Since each of the questions being asked in a), b), and c) keep #c = 0# out of the realm of possibility, we can safely assume for this problem that #c != 0#. Therefore, we can begin by removing the fraction:
#(3x)/(x^2+1) = c#
#3x = c(x^2+1)#
#3x = cx^2 + c#
#cx^2 - 3x + c = 0#
This is a quadratic equation, now in #ax^2+bx+c# format (this #c# is not the same as the #c# in our problem...poor luck on the naming, there...), which means we can examine the Quadratic Formula to determine what to expect for various values of #c#:
#x = (-b +- sqrt(b^2-4ac))/(2a) = (-(-3) +- sqrt((-3)^2-4(c)(c)))/(2(c))#
# = (3 +- sqrt(9-4c^2))/(2c)#
Let's treat each question in turn:
#bb(c > 3/2):#
In this case, since #c > 3/2# it follows that #c^2 > 9/4#, and further follows that #4c^2 > 9#. This means the discriminant in the formula above (the #b^2-4ac# portion) would be negative.

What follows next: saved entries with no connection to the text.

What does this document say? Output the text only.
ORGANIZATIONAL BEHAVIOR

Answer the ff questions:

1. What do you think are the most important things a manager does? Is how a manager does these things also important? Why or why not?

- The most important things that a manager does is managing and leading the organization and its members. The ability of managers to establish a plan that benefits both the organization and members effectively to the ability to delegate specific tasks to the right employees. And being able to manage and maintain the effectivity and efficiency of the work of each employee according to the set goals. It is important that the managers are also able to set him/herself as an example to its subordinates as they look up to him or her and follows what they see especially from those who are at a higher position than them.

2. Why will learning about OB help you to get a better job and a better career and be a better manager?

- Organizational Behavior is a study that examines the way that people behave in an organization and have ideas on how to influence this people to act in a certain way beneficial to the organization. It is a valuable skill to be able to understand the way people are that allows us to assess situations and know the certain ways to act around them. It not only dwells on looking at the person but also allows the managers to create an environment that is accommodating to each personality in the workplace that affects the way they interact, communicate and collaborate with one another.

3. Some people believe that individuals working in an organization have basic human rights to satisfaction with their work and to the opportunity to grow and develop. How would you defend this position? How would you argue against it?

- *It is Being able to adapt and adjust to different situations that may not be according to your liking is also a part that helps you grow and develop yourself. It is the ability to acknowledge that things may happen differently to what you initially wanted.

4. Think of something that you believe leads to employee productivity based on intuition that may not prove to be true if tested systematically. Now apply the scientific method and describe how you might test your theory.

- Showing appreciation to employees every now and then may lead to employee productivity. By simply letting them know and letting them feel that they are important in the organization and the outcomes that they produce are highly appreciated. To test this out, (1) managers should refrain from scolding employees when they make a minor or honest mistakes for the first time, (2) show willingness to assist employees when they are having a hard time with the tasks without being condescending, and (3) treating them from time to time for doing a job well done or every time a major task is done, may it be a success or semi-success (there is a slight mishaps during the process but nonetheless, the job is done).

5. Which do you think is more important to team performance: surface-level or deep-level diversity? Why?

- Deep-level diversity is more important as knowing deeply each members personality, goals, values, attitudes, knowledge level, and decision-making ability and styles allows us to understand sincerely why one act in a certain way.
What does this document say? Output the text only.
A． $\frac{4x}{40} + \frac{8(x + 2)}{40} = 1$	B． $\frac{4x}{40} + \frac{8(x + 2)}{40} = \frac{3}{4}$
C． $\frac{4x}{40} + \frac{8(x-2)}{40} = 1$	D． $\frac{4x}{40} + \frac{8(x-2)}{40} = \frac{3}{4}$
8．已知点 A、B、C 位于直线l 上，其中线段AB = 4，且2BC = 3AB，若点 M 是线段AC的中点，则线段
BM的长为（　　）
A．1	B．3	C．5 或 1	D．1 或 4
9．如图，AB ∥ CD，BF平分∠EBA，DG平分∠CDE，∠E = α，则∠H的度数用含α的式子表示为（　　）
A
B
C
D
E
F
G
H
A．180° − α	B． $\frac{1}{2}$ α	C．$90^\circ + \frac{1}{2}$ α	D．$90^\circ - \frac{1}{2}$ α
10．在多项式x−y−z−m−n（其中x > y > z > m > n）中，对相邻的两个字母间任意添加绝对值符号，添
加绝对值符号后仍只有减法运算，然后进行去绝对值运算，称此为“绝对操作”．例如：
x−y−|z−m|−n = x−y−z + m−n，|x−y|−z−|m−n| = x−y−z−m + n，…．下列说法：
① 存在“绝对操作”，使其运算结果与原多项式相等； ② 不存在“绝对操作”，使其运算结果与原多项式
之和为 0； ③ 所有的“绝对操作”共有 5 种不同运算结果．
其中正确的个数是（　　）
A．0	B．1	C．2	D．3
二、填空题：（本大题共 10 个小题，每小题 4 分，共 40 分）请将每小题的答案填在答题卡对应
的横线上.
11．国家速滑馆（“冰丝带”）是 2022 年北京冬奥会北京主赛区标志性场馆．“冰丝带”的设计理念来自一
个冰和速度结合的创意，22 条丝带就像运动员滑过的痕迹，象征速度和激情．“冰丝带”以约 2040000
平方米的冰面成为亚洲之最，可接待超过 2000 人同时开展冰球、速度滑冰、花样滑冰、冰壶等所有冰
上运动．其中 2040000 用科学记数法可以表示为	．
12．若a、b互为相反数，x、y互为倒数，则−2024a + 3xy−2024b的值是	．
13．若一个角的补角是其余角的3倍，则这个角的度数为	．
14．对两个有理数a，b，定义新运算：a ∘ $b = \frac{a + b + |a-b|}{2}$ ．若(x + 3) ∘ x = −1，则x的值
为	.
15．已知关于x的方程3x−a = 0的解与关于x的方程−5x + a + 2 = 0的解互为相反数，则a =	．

A negative discriminant indicates that the equation would have no real roots; the only roots for the problem would be a pair of complex roots (one complex root and its conjugate, actually).
#bb(c = 3/2):#
In this case, since #c = 3/2#, we can follow this logic:
#c = 3/2 => c^2 = 9/4 => 4c^2 = 9 => sqrt(9-4c^2) = sqrt(0) = 0#
Since the radical portion evaluates to 0, we will end up with a single real root (technically of multiplicity 2, meaning it is a double root.)
#bb(0 < c < 3/2):#
In this case, since #0 < c < 3/2#, we know that #c^2 < 9/4#, or that #4c^2 < 9#. This means the radical term #9-4c^2# will be a positive value, and thus we will end up with two different real roots to the overall equation.